Kit and Jen were quiet for a long time after that, watching the night close in around them. They could hear birds pit-pattering their feet on the carpet of dry leaves that was always in the forest whatever the season. They could smell tree bark, and soil, and clean cold air, and the warm heavy scent of sex.

Finally, Kit spoke.

‘Where did you hear that story?’

Jen put her arms around Kit, pressing their bodies close, pushing the coldness of the air and the darkness of the sky away from them.

‘I don’t know,’ she said. ‘I can’t remember any more.’

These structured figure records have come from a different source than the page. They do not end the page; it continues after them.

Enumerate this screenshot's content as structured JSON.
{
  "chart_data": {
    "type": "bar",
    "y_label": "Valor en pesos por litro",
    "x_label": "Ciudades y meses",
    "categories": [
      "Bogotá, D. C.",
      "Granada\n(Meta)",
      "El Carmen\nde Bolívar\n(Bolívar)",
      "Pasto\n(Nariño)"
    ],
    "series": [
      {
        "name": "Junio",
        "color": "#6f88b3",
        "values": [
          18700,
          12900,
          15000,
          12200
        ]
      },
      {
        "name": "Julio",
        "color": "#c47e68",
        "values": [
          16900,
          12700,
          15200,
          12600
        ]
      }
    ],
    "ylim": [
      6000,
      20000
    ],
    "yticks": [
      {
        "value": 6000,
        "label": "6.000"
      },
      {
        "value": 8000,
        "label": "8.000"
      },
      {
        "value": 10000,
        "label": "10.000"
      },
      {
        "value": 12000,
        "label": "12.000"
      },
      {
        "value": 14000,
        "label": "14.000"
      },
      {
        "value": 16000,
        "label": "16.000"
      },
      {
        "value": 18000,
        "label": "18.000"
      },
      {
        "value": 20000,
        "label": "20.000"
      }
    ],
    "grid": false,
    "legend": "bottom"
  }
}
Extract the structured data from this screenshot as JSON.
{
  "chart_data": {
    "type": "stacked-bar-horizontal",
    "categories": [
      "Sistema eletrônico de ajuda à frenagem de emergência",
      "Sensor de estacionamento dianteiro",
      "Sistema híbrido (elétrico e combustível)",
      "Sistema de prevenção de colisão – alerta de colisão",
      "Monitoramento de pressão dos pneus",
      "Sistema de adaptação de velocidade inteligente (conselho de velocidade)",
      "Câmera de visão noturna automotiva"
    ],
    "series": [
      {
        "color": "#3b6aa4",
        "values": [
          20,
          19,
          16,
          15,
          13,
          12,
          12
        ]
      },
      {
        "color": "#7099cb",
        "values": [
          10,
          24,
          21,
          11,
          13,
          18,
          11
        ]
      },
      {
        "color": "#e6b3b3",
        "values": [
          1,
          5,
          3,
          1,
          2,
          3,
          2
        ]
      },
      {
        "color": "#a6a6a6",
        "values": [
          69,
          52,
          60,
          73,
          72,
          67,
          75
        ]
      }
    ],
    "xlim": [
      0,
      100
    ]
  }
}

‘Maybe you didn’t hear it anywhere,’ said Kit to the night sky. ‘Maybe you just made it up.’

‘Maybe.’

‘We never have to settle down, Jen. I don’t mean settle down together, I mean settle down at all. With anyone. Ever. We can sail away forever. We can visit every island in the whole of the sea. The wind in our hair, salt on our lips. We’ll be cold then hot then cold again. We can be happy being nowhere.’

Lying there, lost and found, with and without Kit, Jen knew what had happened to them. Being with Kit had been beautiful, exciting, calming, easy. Kit, the lost paint-spattered urchin, was not difficult to be with. But loving Kit had not changed her. She had not become worse, but she had not become better either.

They’d had night after night together: nights spent fucking in a haze of steamed-up windows, night curled up without needing to talk, nights on opposite sides of the bed. Slippery night, hot nights, quiet nights. But what else were they there for, except to be in love? So they had loved. And now it was time for something else.

Kit and Jen shifted, feeling the grit of dried leaves beneath them and the sky spread above them. They pressed close until they did not know where one ended and the next began.

They slept.

The night bled slowly into morning. Around the girls’ sleeping bodies, ghosts arose; the way that mist might rise on a cool summer morning in a forest full of dead leaves.